Główna bohaterka o imieniu Marion ma ponad dziewięćdziesiąt lat i żyje w swoim bezpiecznym świecie, który udało się jej stworzyć, między innymi dzięki przypadłości, jaką jest słaby słuch. Dopiero prezent, który otrzymuje od swojej przyjaciółki, zmienia jej życie na dobre – jest to tytułowa trąbka do słuchania. Przedmiot niezwykle praktyczny, ale przy tym wyszukany i, jak można się domyślać, magiczny. Świat zewnętrzny zaczyna wnikać do hermetycznego świata Marion za sprawą trąbki, co początkowo wydaje się jej przekleństwem, ale jak się okaże później, stanie się błogosławieństwem i początkiem przemiany bohaterki. Przemiany, na która nigdy nie jest za późno.

„Trąbka do słuchania” to opowieść o starości, która nie ma nic wspólnego z obiegowym myśleniem o tym okresie życia. U Carrington to nowa faza życia, która odsłania przed kobietami nowy wymiar egzystencji. Towarzyszą jej spektakularne przeobrażenia tożsamości, a spryt, inteligencja, intuicyjność, odwaga i akceptacja Marion i jej przyjaciółek przyczyniają się nie tylko do poprawy ich jakości życia, ale do ocalenia świata.

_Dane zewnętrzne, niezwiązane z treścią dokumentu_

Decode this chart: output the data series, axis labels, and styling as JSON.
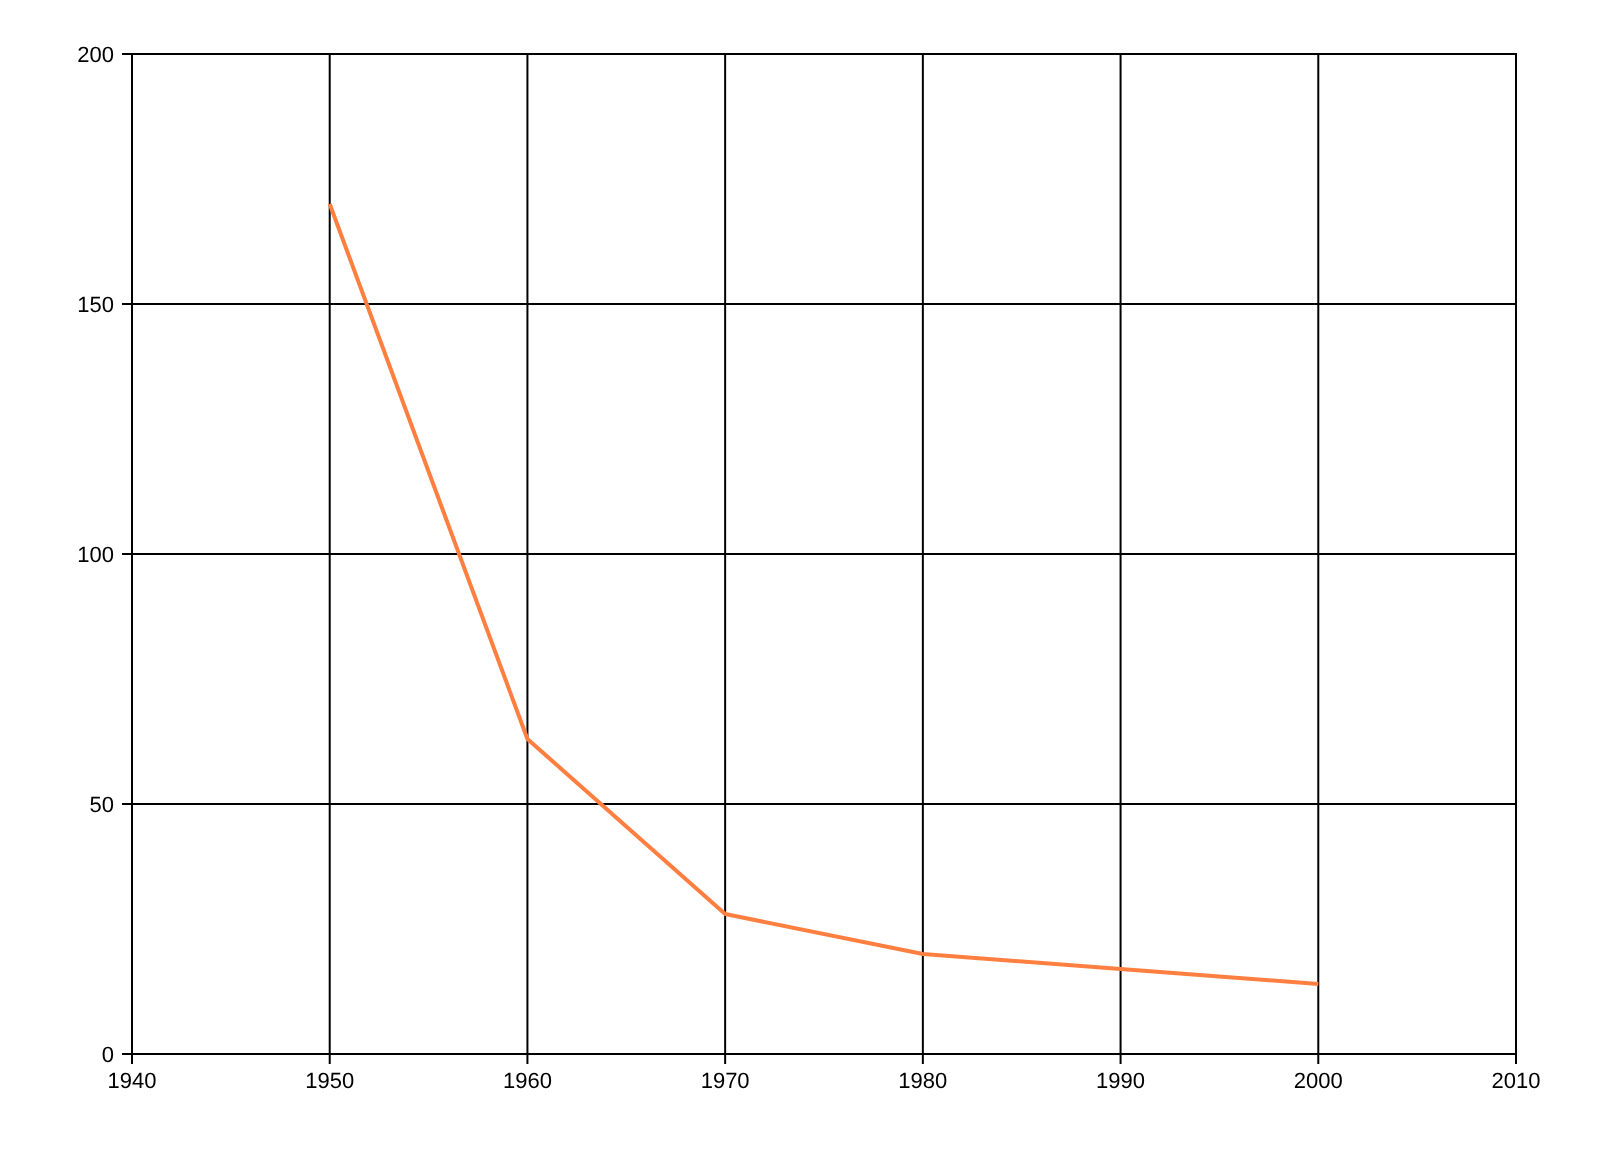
{
  "chart_data": {
    "type": "line",
    "x": [
      1950,
      1960,
      1970,
      1980,
      1990,
      2000
    ],
    "series": [
      {
        "color": "#ff7f40",
        "values": [
          170,
          63,
          28,
          20,
          17,
          14
        ]
      }
    ],
    "xlim": [
      1940,
      2010
    ],
    "xticks": [
      1940,
      1950,
      1960,
      1970,
      1980,
      1990,
      2000,
      2010
    ],
    "ylim": [
      0,
      200
    ],
    "yticks": [
      0,
      50,
      100,
      150,
      200
    ],
    "grid": true,
    "marker": "none",
    "line_style": "solid"
  }
}
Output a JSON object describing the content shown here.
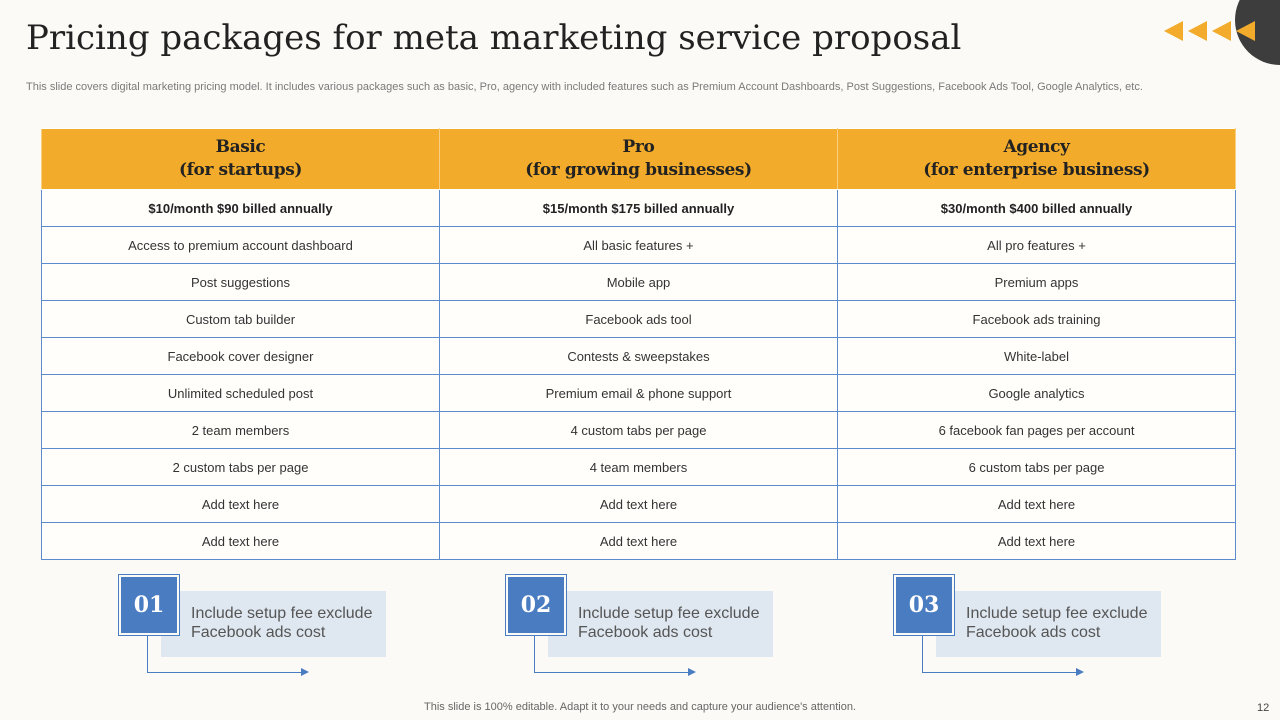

Utwór pełen jest niezwykłych zwrotów akcji, nadprzyrodzonych właściwości postaci, magicznych przedmiotów i symbolicznych przestrzeni – jak na książkę napisaną przez surrealistkę przystało. Moja uwagę jednak najbardziej zwróciły niezwykłe przedmioty, mikroprzestrzenie, w których przegląda się makrokosmos całej opowieści. Poza tytułową trąbką jest kufer przeoryszy, w którym przechowywane są eliksiry św. Magdaleny. Tajemnicza komoda służy do przechowywania żywności na trudne czasy. Jest też kocioł wypełniony substancjami o życiodajnych właściwościach. I oczywiście święty kielich, którego poszukuje tajemnicza przeorysza.

Opowieść Carrington sama w sobie jest jak szkatułka. Nie tylko dlatego, że ukrytych jest w niej tak wiele drogocennych skarbów w postaci zachwycających wątków i malowniczych postaci. Kompozycja tego utworu przypomina szkatułkę. To opowieść w opowieści. Narratorka opowiada o swoim życiu, ale w trakcie zaczyna czytać obszerny tekst o życiu patronki domu starców – przeoryszy. Na chwilę zapominamy o Marion, a główną bohaterka staje się zakonnica. Ta z kolei w trakcie swojej opowieści czyta listy, w których opowiedziane są historie innych postaci. Wnikanie w poszczególne historie daje nam możliwość wniknięcia w powieściowy świat i rozwikłanie ukrytej w nim zagadki.

Czytając „Trąbkę do słuchania” czułam się jakbym zasiadła z kobietami w kręgu i była jego nierozłączną częścią. Poczułam się zauważona, wysłuchana, przepełniona nadzieją i przede wszystkim - wolna. Tak, to książka, która uwalnia.